In Brief: Marc Thiessen Gets Treats from His Masters When He Lies:
Rotund waterboarding enthusiast Marc Thiessen, the former Bush speechwriter and walking man-turd, writes about the upcoming sentencing of Ahmad Ghailani, who was convicted on one of many counts related to U.S. embassy bombings in Kenya and Tanzania, "In 2007, after being transferred from CIA custody to Guantanamo Bay, he was interviewed by the FBI and provided a confession he acknowledged was completely voluntary...had the jury known about Ghailani's confession, this al-Qaeda terrorist likely would have been convicted on 285 counts, not one." The mean ol' judge didn't admit the confession or other statements about Ghailani from other witnesses.

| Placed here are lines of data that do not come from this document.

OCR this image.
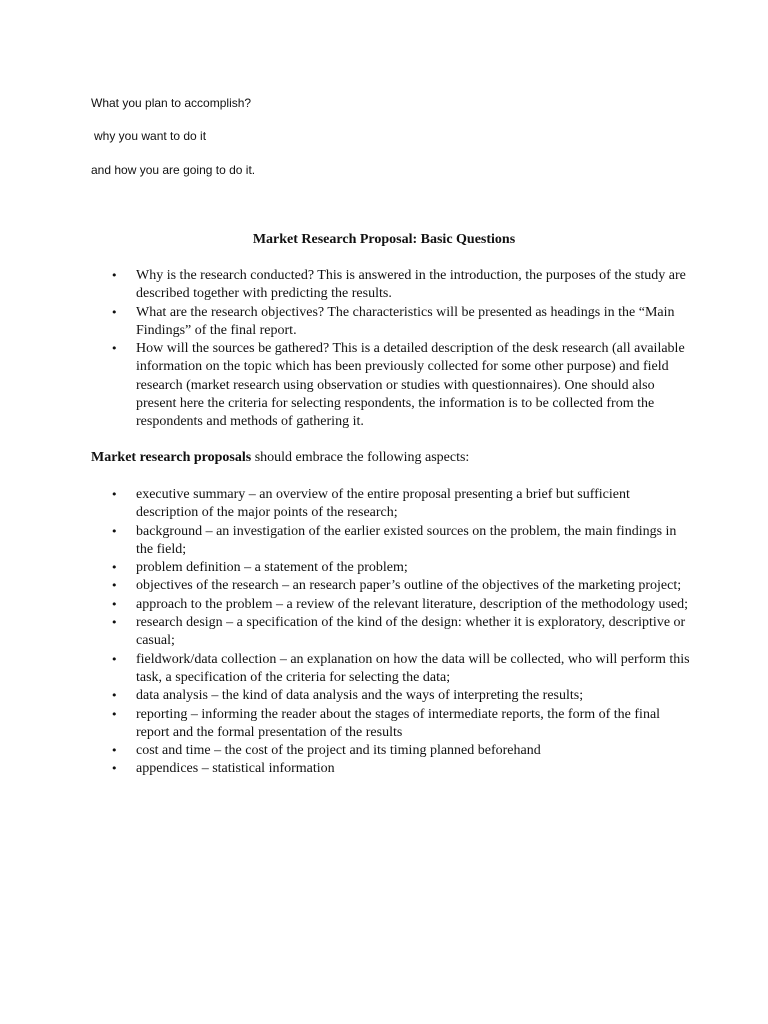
What you plan to accomplish?
why you want to do it
and how you are going to do it.
Market Research Proposal: Basic Questions
• Why is the research conducted? This is answered in the introduction, the purposes of the study are described together with predicting the results.
• What are the research objectives? The characteristics will be presented as headings in the “Main Findings” of the final report.
• How will the sources be gathered? This is a detailed description of the desk research (all available information on the topic which has been previously collected for some other purpose) and field research (market research using observation or studies with questionnaires). One should also present here the criteria for selecting respondents, the information is to be collected from the respondents and methods of gathering it.
Market research proposals should embrace the following aspects:
• executive summary – an overview of the entire proposal presenting a brief but sufficient description of the major points of the research;
• background – an investigation of the earlier existed sources on the problem, the main findings in the field;
• problem definition – a statement of the problem;
• objectives of the research – an research paper’s outline of the objectives of the marketing project;
• approach to the problem – a review of the relevant literature, description of the methodology used;
• research design – a specification of the kind of the design: whether it is exploratory, descriptive or casual;
• fieldwork/data collection – an explanation on how the data will be collected, who will perform this task, a specification of the criteria for selecting the data;
• data analysis – the kind of data analysis and the ways of interpreting the results;
• reporting – informing the reader about the stages of intermediate reports, the form of the final report and the formal presentation of the results
• cost and time – the cost of the project and its timing planned beforehand
• appendices – statistical information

You read that and, if you're not following such things or you don't know that Thiessen is the kind of cretinous anus-licker that the powerful have always counted on to do their bidding, you might think, "Huh, that is an injustice." Except, of course, Thiessen is lying by omission. Because, see, for two years, while in CIA custody, Ghailani was tortured at a secret black site, as were witnesses. And Judge Lewis Kaplan said, simply, that the law doesn't allow the admission of evidence gained from torture.
For Thiessen, of course, this means one simple thing: the American legal system sucks balls and alleged terrorists should only be tried in military commissions, where one can rewrite rules about what is and is not torture, thus allowing a statement made by the accused after a dozen or so near-death drownings. For anyone with what we might consider a "soul," the Ghailani case is Exhibit A in how much the Bush administration fucked up its own "War on Terror."

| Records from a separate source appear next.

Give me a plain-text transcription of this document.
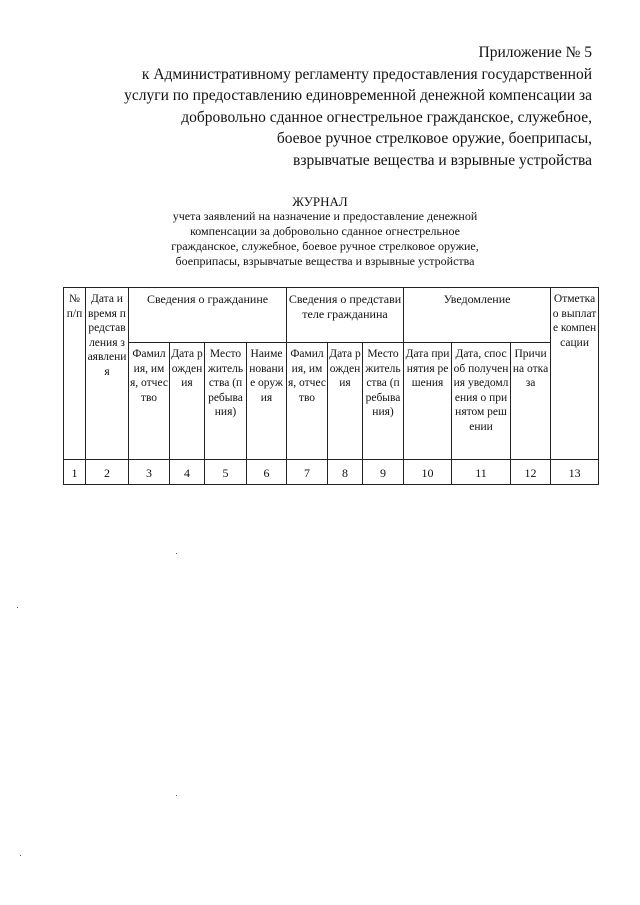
Приложение № 5
к Административному регламенту предоставления государственной
услуги по предоставлению единовременной денежной компенсации за
добровольно сданное огнестрельное гражданское, служебное,
боевое ручное стрелковое оружие, боеприпасы,
взрывчатые вещества и взрывные устройства
ЖУРНАЛ
учета заявлений на назначение и предоставление денежной
компенсации за добровольно сданное огнестрельное
гражданское, служебное, боевое ручное стрелковое оружие,
боеприпасы, взрывчатые вещества и взрывные устройства
№ п/п	Дата и время представления заявления	Сведения о гражданине				Сведения о представителе гражданина			Уведомление			Отметка о выплате компенсации
		Фамилия, имя, отчество	Дата рождения	Место жительства (пребывания)	Наименование оружия	Фамилия, имя, отчество	Дата рождения	Место жительства (пребывания)	Дата принятия решения	Дата, способ получения уведомления о принятом решении	Причина отказа	
1	2	3	4	5	6	7	8	9	10	11	12	13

We are nearly ten years into this mad, endless war. Prisoners at Gitmo have been held without charge or trial for longer than Aleksandr Solzhenitsyn was in exile in the USSR (and even he was charged with a crime and given a show trial). And, really, the treatment of document leaker Bradley Manning, who is, you know, still an American citizen, is only marginally better. As for torture, in the Bush sense, it has been replaced by the evil efficiency of drone attacks on suspects.
What Thiessen is missing here, amid the denial of habeas corpus and assassinations, is that Ahmad Ghailani, who, charged or not, will never be a free man, is an exception, an aberration, not a sign of things to come for suspects and detainees of all stripes and nations. And that, barring some seismic event, like Oprah being disappeared, our American policies of isolation, exile, or murder, will continue unabated. Maybe Thiessen just misses the sounds of the gurgles and screams of the tortured.